Before you sell your Maple Leafs season tickets and book a one-way ticket to Orlando, take a few minutes to clarify what you want to achieve. We have always found that the best way to accomplish your goals is to start by defining them.

One way to do this is to try playing the role of a journalist. Let’s say your editor tells you to report on your potential move to the U.S. Journalism 101 says, the best way to ensure you get a complete story is by asking the “Five W’s.” What are the five W’s? What, Why, Who, Where, and When. So go ahead – channel your inner Walter Cronkite and go get the story.

What do you want to do?

This sounds like an obvious question but it is important not to overlook it. Your answer is probably, “I want to live in the U.S.” Make sure you do your due diligence on this one by determining how long you want to spend in the U.S. per year. If your answer is you want to spend five to six months per year in the U.S. and are not interested in working, we would say, “great, as a Canadian you already have the right to spend up to six months per year in the U.S. You can even own a home there. Make sure you visit Altro Levy LLP’s website to see how to title your U.S. property as a Canadian.” If your answer is “six months is not enough,” well then we would say keep reading.

Why do you want to go?

From time to time, a Canadian will decide he/she wants to move to the U.S. This can happen for a multitude of reasons. Whatever the reason they want to move, we always make them promise that even if they move somewhere where there is only sun and no ice, they will never stop being hockey fans. After all, it is who we are as Canadians.

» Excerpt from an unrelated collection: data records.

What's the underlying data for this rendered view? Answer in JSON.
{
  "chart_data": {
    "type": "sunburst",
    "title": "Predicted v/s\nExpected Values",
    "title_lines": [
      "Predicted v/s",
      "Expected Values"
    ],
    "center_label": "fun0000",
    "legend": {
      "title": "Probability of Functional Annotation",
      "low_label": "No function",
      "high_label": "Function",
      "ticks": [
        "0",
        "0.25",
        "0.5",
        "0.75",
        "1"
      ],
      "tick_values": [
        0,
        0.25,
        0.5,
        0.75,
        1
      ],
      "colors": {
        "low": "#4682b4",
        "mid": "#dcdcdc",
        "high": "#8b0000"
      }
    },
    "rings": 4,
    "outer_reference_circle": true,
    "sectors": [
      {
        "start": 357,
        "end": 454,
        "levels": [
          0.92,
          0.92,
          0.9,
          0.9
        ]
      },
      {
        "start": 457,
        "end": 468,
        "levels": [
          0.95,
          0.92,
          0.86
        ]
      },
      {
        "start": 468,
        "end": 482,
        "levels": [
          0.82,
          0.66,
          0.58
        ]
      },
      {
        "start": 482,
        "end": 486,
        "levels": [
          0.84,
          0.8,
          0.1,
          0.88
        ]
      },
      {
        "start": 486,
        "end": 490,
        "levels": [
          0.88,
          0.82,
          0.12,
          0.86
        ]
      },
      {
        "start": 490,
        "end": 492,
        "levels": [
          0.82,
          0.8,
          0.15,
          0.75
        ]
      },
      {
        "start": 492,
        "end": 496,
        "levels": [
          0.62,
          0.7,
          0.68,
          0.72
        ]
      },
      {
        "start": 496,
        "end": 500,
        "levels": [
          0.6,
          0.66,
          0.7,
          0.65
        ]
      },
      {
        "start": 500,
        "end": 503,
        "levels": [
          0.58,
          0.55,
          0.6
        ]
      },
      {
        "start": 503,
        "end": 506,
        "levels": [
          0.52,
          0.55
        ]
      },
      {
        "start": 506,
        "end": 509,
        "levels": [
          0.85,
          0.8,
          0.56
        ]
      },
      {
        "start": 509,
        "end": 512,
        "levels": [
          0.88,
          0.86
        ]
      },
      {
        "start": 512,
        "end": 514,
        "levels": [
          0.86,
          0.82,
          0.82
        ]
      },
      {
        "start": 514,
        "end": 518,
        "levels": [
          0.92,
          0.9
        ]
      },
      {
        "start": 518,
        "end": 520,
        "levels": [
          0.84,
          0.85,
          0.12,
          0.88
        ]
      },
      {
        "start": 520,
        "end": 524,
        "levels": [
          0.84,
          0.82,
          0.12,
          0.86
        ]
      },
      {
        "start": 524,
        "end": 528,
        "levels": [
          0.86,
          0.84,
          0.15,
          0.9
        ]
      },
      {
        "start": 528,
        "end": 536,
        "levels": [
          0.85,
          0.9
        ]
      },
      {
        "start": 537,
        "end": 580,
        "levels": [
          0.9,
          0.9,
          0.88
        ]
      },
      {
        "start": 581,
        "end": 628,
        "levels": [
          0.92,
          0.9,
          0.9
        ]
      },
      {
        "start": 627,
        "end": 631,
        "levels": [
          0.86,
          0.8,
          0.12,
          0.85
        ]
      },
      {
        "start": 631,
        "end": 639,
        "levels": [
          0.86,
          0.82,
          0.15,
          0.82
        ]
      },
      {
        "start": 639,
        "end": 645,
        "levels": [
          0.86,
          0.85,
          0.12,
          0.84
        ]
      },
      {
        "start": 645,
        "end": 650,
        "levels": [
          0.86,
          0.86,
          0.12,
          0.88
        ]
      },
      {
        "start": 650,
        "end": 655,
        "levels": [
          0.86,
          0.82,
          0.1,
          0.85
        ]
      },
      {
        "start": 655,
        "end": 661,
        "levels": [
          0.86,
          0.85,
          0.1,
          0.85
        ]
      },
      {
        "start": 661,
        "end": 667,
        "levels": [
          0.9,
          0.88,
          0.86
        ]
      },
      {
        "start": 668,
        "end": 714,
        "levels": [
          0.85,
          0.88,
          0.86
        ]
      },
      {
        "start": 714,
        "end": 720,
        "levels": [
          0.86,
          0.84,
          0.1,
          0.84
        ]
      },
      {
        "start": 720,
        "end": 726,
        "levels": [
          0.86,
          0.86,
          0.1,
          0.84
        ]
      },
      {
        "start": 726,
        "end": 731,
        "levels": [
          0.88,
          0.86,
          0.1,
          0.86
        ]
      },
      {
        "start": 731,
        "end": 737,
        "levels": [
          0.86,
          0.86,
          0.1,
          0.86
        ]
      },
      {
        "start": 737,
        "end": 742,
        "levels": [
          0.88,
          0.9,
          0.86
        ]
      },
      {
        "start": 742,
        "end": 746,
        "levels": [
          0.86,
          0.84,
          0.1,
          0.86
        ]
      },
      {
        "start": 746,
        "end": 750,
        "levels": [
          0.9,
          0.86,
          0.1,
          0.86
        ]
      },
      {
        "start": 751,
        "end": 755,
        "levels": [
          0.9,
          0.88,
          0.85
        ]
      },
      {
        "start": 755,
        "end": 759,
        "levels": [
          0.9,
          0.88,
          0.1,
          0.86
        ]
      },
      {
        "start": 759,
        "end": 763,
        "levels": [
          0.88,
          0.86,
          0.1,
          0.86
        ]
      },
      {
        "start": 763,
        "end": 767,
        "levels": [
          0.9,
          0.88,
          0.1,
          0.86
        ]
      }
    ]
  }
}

Below are some of the more common reasons clients tell us they want to move to the U.S.:

  • “I am sick and tired of paying almost 50% tax to the government.”
  • “I can’t stand the weather in Canada.”
  • “I married an American and I want to move there be with him/her.”
  • “I have a great job opportunity in L.A., New York, Florida etc.”
  • “We are U.S. citizens living in Canada and we want to return home.”
  • “I hate counting the days I can spend in the U.S. I want to have the freedom to be in the U.S. more than six months a year.”
  • “I would like to golf year-round.”
  • “I would like to expand my business to the U.S. and move down there to run it.”
  • “My son moved down there a few years ago. He and his wife just had their second kid and we want to be close to our grandchildren.”
  • “Arizona will be a better climate for my health issues.”

Who is coming with you?

Are you going alone? Do you have a spouse that is coming along with you? What about children? Your plan will vary greatly depending on who is involved, what assets they own and what they plan on doing once they are Stateside. A red flag needs to be waved if you are in a common law relationship or same sex marriage due to the changing legislation in the U.S. relating to the Defense of Marriage Act (DOMA).

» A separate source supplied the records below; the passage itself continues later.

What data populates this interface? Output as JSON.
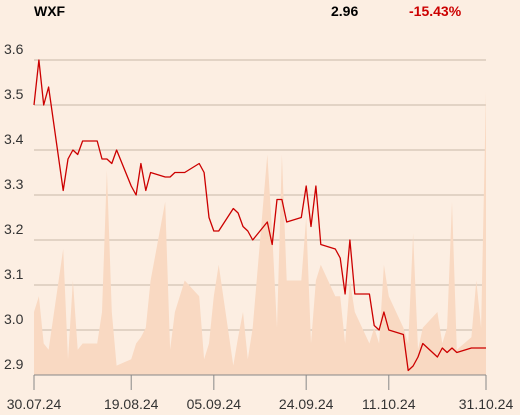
{
  "header": {
    "ticker": "WXF",
    "price": "2.96",
    "change": "-15.43%"
  },
  "colors": {
    "background": "#FCEEE2",
    "line": "#CC0000",
    "volume": "#F9D9C2",
    "change": "#CC0000",
    "grid": "#C8B8A8"
  },
  "chart_data": {
    "type": "line",
    "title": "",
    "xlabel": "",
    "ylabel": "",
    "ylim": [
      2.9,
      3.6
    ],
    "grid": true,
    "y_ticks": [
      "2.9",
      "3.0",
      "3.1",
      "3.2",
      "3.3",
      "3.4",
      "3.5",
      "3.6"
    ],
    "x_ticks": [
      "30.07.24",
      "19.08.24",
      "05.09.24",
      "24.09.24",
      "11.10.24",
      "31.10.24"
    ],
    "x_tick_dates": [
      "2024-07-30",
      "2024-08-19",
      "2024-09-05",
      "2024-09-24",
      "2024-10-11",
      "2024-10-31"
    ],
    "series": [
      {
        "x": [
          "2024-07-30",
          "2024-07-31",
          "2024-08-01",
          "2024-08-02",
          "2024-08-05",
          "2024-08-06",
          "2024-08-07",
          "2024-08-08",
          "2024-08-09",
          "2024-08-12",
          "2024-08-13",
          "2024-08-14",
          "2024-08-15",
          "2024-08-16",
          "2024-08-19",
          "2024-08-20",
          "2024-08-21",
          "2024-08-22",
          "2024-08-23",
          "2024-08-26",
          "2024-08-27",
          "2024-08-28",
          "2024-08-29",
          "2024-08-30",
          "2024-09-02",
          "2024-09-03",
          "2024-09-04",
          "2024-09-05",
          "2024-09-06",
          "2024-09-09",
          "2024-09-10",
          "2024-09-11",
          "2024-09-12",
          "2024-09-13",
          "2024-09-16",
          "2024-09-17",
          "2024-09-18",
          "2024-09-19",
          "2024-09-20",
          "2024-09-23",
          "2024-09-24",
          "2024-09-25",
          "2024-09-26",
          "2024-09-27",
          "2024-09-30",
          "2024-10-01",
          "2024-10-02",
          "2024-10-03",
          "2024-10-04",
          "2024-10-07",
          "2024-10-08",
          "2024-10-09",
          "2024-10-10",
          "2024-10-11",
          "2024-10-14",
          "2024-10-15",
          "2024-10-16",
          "2024-10-17",
          "2024-10-18",
          "2024-10-21",
          "2024-10-22",
          "2024-10-23",
          "2024-10-24",
          "2024-10-25",
          "2024-10-28",
          "2024-10-29",
          "2024-10-30",
          "2024-10-31"
        ],
        "y": [
          3.5,
          3.6,
          3.5,
          3.54,
          3.31,
          3.38,
          3.4,
          3.39,
          3.42,
          3.42,
          3.38,
          3.38,
          3.37,
          3.4,
          3.32,
          3.3,
          3.37,
          3.31,
          3.35,
          3.34,
          3.34,
          3.35,
          3.35,
          3.35,
          3.37,
          3.35,
          3.25,
          3.22,
          3.22,
          3.27,
          3.26,
          3.23,
          3.22,
          3.2,
          3.24,
          3.19,
          3.29,
          3.29,
          3.24,
          3.25,
          3.32,
          3.23,
          3.32,
          3.19,
          3.18,
          3.16,
          3.08,
          3.2,
          3.08,
          3.08,
          3.01,
          3.0,
          3.04,
          3.0,
          2.99,
          2.91,
          2.92,
          2.94,
          2.97,
          2.94,
          2.96,
          2.95,
          2.96,
          2.95,
          2.96,
          2.96,
          2.96,
          2.96
        ]
      }
    ],
    "volume": [
      0.2,
      0.25,
      0.1,
      0.08,
      0.4,
      0.05,
      0.3,
      0.08,
      0.1,
      0.1,
      0.2,
      0.65,
      0.2,
      0.03,
      0.05,
      0.1,
      0.12,
      0.15,
      0.3,
      0.55,
      0.08,
      0.2,
      0.25,
      0.3,
      0.25,
      0.05,
      0.1,
      0.25,
      0.35,
      0.03,
      0.12,
      0.2,
      0.05,
      0.15,
      0.7,
      0.45,
      0.15,
      0.7,
      0.3,
      0.3,
      0.5,
      0.1,
      0.3,
      0.35,
      0.25,
      0.25,
      0.1,
      0.3,
      0.2,
      0.1,
      0.15,
      0.1,
      0.35,
      0.25,
      0.15,
      0.1,
      0.45,
      0.08,
      0.15,
      0.2,
      0.1,
      0.15,
      0.55,
      0.08,
      0.12,
      0.3,
      0.15,
      0.9
    ]
  }
}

Where do you want to live?

Most Canadians are looking to move to the Sunbelt (Florida, Texas, Arizona and California), while many others have family ties or employment opportunities in the northern states like New York, Vermont, Michigan or Washington State. From time to time, clients are open to a variety of options. As cross border tax and financial advisors, we are always concerned about saving taxes for our clients so we would be amiss if we did not point out that all states are not created equal when it comes to tax.

Much like Canada where there is federal and provincial tax, the tax residents of the U.S. pay federal and state tax (in most states). Where the two countries differ is in the tax rates. Not only are the federal and state tax rates considerably lower in the U.S., the rates in which they increase are also much less. This can lead to considerable income tax savings for Canadians who successfully move to the U.S. As you can see in the table below, a resident of Quebec who earns annual income of $140,000 has a marginal tax rate of 50%. Compare this to a resident of Florida who has a marginal tax rate of only 28%, earning the same $140,000 of income.

When do you expect to move?

When planning a cross border move, timing is critical. One common mistake is underestimating the amount of time required to work through all the issues related to a move of this nature. Typically it takes anywhere from nine months to two years to create and implement an effective plan for you and your family to become U.S. residents.